1)The beating of JJL (Daisy). On first view, you're supposed to feel bad for her getting beat up by these guys (and have a bit of distaste for them enjoying hitting her). Our first view of her is as a battered woman with a black eye. Then in her first line she says a racial slur, so we then decide, she's actually a horrible person. BUT then she's smacked in the nose, blood pours out and we're back to feeling bad for her. We find out she has musical talent, maybe she's not that bad? Then you find out she's actually a freaking horrible person and extremely dangerous through her monologue in the third act. The beatings are justified and we should have judged her after hearing the first line out of her mouth. This isn't misogynist. She's a villain who's not sexualized. She's dangerous and would kill the other characters working against her the second she had a chance to, the beatings suddenly are justifiable. If she was a male character, we wouldn't be arguing about the beatings her character takes. She lurks in the background of most shots of Minnie's Haberdashery, bored and sulking -- why? Because she's waiting to be rescued and watching all the men around her royally screwing up. Its only at the end, where she tries (and almost successfully escapes) to take care of her arrest/eventually hanging herself by hacking off the arm of Kurt Russell, but his arm is still attached. I would argue the arm still attached to her by a chain represents the misogynist society of the 1800s. Once she's given power (running the gang), she's still held back by men (the arm) and is hung anyway.
2)Samuel L. Jackson made up the oral rape story, just like he made up the Lincoln letter. In the cab, he says that he only kills a man if it's justified (revenge or if there's a bounty "Dead or Alive" on the man's head). Once he enraged the Confederate (who threatened him) it became justified (in his mind) to shoot the Confederate.
3) the 70mm was used to show the snowscape of Wyoming and to have more depth in the cramped cabin scenes. To say that 70mm should only be used for vast epics is not considering the other qualities it possesses.
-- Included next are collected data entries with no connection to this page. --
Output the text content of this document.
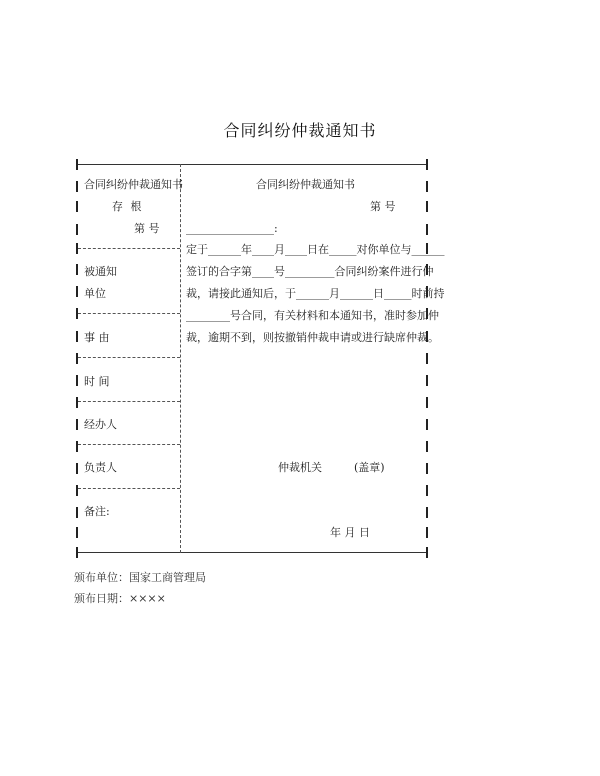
合同纠纷仲裁通知书
合同纠纷仲裁通知书
存 根
第 号
被通知
单位
事 由
时 间
经办人
负责人
备注:
合同纠纷仲裁通知书
第 号
________________:
定于______年____月____日在_____对你单位与______
签订的合字第____号_________合同纠纷案件进行仲
裁，请接此通知后，于______月______日_____时前持
________号合同，有关材料和本通知书，准时参加仲
裁，逾期不到，则按撤销仲裁申请或进行缺席仲裁。
仲裁机关	(盖章)
年 月 日
颁布单位：国家工商管理局
颁布日期：××××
4)This was a movie about 8 bad guys in a cabin. Did you expect them to have tea together in the third act? Expect them to ride into Red Rock and sack the town together? IDK, the inevitable death of all the characters seemed like the only logical way to end this movie. I also don't see how this violence is any less bad than violence in, say, Die Hard where it makes it look like shooting someone is no big deal, this at least shows the true pain a person goes through once they're shot.